A vocal readership, of course, is what most authors claim they want. But the readership is supposed to be a little more supportive, and certainly more docile. Pity Lev Grossman (Warp), who got his ass handed to him by readers of his first novel; pity Fred Moody (The Visionary Position), who wrote a nonfiction account of various Seattle high-tech start-ups only to have the people in his book jump in and start rewriting his version of their history. (Actually, pity Fred because he also edits this column, which means he’s got me to make his life miserable and doesn’t need piranhas.) All those readings at Elliott Bay wouldn’t prepare anybody for this.
There’s no guarantee, of course, that an author will see the comments bestowed upon him. It’s not likely that Bil Keane will see the slap-happy deconstruction of “Daddy’s Cap Is on Backward,” and the writer(s) of the Holy Bible will probably never note their succinct review (“Good plot, vivid characters. I’m not quite sure I understood the ending”). But more and more authors do, drawn in by the siren song of the daily Amazon rankings (“Oh, bliss! my book ranks 349,875th in sales today!”) And once they’re in, they’re doomed; never have I met the author—even a non-masochistic one—who didn’t crave feedback.

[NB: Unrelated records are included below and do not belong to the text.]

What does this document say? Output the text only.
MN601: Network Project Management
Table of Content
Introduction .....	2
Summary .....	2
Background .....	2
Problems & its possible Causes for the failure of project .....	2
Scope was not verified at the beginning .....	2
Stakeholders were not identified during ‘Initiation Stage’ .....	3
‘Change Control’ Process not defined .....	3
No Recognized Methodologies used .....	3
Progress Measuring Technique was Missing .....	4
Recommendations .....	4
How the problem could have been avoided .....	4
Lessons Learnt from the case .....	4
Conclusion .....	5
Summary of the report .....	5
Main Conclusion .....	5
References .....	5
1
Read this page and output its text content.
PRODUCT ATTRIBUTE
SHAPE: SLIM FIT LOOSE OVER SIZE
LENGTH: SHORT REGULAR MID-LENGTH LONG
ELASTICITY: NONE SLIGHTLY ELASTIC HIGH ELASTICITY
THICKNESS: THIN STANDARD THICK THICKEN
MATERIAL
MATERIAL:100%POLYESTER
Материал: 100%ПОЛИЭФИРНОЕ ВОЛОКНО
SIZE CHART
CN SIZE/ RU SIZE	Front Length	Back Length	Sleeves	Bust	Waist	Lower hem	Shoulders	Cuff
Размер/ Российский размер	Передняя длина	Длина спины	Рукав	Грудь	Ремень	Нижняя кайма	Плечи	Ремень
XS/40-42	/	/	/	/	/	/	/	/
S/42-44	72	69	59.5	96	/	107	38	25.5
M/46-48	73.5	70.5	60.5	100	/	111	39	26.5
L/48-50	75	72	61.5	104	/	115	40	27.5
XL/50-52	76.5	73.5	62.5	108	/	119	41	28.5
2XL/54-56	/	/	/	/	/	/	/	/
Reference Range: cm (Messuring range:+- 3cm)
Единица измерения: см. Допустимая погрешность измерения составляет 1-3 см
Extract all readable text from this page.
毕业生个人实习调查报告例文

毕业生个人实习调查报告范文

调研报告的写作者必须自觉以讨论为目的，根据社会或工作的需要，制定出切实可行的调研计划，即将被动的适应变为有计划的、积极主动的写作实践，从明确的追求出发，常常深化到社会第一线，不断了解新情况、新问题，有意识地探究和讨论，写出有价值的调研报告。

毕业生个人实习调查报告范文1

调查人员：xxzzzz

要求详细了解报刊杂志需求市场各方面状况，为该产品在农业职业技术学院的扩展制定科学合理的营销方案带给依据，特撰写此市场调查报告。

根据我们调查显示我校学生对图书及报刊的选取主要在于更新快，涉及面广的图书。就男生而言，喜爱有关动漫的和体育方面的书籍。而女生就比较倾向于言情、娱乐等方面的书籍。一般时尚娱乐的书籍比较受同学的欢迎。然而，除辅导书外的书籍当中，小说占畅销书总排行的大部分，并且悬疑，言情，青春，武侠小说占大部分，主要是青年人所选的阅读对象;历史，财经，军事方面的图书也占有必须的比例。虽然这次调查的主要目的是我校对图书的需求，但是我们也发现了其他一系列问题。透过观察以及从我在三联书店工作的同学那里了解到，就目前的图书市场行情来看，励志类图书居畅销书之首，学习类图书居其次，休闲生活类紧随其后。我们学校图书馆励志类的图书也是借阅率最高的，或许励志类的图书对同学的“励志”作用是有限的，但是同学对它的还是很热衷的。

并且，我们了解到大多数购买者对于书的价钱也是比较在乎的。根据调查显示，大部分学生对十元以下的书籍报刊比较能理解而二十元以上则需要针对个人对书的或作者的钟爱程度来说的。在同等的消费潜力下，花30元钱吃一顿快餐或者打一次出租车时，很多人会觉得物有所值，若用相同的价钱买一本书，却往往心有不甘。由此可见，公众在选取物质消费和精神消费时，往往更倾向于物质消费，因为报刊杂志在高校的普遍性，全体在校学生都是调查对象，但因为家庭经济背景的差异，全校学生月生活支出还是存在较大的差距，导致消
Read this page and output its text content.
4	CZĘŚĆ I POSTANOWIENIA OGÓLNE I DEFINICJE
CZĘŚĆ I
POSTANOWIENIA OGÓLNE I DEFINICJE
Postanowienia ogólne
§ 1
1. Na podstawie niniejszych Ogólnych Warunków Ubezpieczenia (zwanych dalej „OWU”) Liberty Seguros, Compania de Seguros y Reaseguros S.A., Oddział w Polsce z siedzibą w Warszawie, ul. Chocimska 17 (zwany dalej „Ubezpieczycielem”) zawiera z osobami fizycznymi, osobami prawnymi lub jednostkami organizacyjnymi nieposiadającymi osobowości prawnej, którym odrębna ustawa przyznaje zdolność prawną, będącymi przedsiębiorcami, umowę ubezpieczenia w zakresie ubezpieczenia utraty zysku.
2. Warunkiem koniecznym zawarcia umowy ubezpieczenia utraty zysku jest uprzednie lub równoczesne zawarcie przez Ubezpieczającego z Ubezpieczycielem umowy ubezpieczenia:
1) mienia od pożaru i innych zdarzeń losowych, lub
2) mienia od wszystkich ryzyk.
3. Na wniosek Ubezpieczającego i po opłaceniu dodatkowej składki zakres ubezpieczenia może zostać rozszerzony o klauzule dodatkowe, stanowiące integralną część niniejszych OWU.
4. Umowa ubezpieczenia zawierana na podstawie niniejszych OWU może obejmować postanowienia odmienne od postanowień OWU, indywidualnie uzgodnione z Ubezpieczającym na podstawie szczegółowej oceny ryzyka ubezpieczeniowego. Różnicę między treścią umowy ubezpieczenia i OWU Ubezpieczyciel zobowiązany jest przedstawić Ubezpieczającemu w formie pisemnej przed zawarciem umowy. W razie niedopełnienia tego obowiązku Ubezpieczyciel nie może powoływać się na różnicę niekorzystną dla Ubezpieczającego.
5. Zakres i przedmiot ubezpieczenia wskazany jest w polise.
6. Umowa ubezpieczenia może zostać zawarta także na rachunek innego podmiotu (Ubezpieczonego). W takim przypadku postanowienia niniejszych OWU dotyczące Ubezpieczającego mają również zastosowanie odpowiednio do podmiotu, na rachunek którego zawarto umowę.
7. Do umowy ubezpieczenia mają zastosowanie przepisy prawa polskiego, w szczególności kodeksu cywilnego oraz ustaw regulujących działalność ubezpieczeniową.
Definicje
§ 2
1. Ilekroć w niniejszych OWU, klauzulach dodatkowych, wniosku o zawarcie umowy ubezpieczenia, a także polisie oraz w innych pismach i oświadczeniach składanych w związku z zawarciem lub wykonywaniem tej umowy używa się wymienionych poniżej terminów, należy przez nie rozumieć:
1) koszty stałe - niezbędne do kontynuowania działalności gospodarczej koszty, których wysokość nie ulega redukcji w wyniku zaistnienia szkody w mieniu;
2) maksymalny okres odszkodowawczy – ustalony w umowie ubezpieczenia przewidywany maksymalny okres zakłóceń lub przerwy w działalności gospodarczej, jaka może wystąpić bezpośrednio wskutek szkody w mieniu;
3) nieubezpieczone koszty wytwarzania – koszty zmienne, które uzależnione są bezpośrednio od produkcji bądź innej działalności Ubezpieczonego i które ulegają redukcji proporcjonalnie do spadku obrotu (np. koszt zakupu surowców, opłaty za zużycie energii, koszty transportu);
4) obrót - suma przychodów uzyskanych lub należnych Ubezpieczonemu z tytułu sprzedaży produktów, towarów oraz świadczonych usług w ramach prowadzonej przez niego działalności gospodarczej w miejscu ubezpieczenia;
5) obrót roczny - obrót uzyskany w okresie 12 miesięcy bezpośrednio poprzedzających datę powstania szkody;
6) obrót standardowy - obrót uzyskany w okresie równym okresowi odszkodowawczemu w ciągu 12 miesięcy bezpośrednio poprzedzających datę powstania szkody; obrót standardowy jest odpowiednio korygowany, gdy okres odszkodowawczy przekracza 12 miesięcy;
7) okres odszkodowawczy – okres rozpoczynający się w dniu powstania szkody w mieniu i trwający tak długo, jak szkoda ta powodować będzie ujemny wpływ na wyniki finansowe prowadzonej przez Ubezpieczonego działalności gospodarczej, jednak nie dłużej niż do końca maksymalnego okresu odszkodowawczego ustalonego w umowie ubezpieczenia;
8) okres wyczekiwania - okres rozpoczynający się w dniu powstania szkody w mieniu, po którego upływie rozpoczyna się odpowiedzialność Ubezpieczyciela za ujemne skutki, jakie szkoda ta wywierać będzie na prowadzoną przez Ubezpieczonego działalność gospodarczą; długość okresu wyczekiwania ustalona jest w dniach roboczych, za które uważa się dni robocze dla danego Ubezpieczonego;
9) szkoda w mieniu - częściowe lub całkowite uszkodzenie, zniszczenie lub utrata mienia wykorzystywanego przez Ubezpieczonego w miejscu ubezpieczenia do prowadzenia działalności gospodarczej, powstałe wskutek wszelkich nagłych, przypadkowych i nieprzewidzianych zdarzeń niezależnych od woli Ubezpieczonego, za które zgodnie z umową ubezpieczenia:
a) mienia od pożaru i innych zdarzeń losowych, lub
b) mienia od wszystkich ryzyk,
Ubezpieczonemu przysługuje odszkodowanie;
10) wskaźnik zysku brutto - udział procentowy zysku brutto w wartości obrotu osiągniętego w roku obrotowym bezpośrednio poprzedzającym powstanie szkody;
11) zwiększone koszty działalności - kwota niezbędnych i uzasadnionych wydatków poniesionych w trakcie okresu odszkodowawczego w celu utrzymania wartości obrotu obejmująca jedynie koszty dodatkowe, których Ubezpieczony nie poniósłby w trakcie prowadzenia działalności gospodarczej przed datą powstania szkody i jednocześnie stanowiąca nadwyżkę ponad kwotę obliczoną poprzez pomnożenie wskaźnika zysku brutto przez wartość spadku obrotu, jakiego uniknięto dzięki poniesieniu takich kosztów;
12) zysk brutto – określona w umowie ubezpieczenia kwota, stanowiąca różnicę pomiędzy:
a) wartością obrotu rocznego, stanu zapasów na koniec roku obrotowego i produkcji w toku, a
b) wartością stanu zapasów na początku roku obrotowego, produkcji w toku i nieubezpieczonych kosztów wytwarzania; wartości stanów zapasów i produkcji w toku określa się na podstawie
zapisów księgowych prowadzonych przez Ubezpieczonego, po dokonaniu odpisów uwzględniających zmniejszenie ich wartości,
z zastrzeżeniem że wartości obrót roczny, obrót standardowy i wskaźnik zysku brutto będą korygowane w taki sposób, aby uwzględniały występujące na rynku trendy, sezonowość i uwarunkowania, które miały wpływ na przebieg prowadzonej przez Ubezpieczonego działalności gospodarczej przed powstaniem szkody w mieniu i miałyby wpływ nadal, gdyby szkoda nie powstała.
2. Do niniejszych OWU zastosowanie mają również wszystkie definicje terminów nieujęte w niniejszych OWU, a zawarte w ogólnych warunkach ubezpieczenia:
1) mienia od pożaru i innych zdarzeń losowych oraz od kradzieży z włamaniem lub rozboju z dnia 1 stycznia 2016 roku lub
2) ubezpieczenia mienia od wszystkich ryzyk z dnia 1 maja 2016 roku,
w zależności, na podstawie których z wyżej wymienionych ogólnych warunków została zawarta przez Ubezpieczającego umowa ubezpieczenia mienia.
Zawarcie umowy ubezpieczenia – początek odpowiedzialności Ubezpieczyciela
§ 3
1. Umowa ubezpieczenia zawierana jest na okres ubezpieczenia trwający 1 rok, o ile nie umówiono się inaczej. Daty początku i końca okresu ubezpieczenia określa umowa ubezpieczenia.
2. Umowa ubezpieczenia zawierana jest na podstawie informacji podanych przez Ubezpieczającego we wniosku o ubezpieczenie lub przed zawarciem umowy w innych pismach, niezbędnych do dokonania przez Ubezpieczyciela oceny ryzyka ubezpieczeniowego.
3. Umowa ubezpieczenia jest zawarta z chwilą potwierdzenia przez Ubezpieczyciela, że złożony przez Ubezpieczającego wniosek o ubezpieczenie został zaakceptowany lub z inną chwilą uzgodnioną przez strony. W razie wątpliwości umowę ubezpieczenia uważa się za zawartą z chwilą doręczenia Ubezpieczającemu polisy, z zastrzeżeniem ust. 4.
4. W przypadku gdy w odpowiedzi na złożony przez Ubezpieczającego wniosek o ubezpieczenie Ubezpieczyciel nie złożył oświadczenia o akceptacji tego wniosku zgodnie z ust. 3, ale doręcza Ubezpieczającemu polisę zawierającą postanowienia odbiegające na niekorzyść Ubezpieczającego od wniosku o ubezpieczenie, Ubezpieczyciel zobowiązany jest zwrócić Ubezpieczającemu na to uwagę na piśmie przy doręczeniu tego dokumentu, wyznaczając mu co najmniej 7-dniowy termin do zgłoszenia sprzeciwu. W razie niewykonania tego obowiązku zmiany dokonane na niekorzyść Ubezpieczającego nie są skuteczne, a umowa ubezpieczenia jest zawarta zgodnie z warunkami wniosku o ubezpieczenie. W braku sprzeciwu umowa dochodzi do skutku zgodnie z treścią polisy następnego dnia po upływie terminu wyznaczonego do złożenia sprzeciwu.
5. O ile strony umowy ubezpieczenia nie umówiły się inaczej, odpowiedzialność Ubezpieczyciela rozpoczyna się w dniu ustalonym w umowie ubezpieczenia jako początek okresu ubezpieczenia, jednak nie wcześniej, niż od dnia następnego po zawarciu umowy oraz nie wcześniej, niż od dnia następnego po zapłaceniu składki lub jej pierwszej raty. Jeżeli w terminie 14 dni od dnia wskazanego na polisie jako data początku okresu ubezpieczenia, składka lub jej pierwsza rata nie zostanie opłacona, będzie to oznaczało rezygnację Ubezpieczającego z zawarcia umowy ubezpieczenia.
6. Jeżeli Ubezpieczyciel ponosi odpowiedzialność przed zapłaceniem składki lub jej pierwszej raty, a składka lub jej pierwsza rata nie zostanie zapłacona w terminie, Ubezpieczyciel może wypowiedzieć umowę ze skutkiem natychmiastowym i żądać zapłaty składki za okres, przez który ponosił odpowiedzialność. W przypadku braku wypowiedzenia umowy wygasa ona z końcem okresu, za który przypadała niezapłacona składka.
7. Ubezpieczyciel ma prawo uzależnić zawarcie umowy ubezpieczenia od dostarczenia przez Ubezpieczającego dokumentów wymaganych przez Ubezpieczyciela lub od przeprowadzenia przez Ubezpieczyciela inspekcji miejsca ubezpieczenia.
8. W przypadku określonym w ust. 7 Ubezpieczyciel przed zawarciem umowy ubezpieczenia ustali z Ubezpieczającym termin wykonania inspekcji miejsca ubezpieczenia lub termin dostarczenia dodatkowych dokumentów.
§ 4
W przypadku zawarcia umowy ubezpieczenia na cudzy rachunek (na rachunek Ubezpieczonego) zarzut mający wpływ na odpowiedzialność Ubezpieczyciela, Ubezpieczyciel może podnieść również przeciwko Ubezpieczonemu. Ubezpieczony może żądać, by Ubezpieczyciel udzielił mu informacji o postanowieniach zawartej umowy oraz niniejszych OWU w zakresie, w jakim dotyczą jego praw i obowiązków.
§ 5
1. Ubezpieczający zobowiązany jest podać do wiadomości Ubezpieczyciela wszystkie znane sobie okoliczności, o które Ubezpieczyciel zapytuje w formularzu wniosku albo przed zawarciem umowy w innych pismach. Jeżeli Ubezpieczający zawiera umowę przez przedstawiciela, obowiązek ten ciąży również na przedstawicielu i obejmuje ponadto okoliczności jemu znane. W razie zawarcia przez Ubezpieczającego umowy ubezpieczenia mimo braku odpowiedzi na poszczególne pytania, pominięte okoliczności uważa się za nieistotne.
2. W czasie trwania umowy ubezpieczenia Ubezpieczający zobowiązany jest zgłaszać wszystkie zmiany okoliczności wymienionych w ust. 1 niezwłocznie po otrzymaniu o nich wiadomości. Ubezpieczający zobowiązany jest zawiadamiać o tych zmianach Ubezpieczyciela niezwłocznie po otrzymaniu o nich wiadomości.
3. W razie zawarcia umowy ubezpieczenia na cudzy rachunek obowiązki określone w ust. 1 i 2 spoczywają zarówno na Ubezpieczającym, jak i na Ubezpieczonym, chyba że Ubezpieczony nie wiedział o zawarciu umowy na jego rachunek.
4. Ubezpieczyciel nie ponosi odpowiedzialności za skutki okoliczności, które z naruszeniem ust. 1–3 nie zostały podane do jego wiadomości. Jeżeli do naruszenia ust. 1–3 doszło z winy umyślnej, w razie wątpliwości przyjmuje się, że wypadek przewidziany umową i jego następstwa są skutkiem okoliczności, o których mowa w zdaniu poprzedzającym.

Listen to me: It’s not a real bookstore. Inside every geek is a teensy neo-Luddite, and mine wants you to understand that Amazon is not a bookstore. It will not be a bookstore until books are only a commodity, and neither Monica’s Story nor deep discounts can make that come to pass. Rabid reader commentary, however, makes 1999’s Amazon a new and special kind of place: As real bookstores are to Amazon, so is the li-brary to graffiti on the walls of the library john. Visit it accordingly and buy accordingly.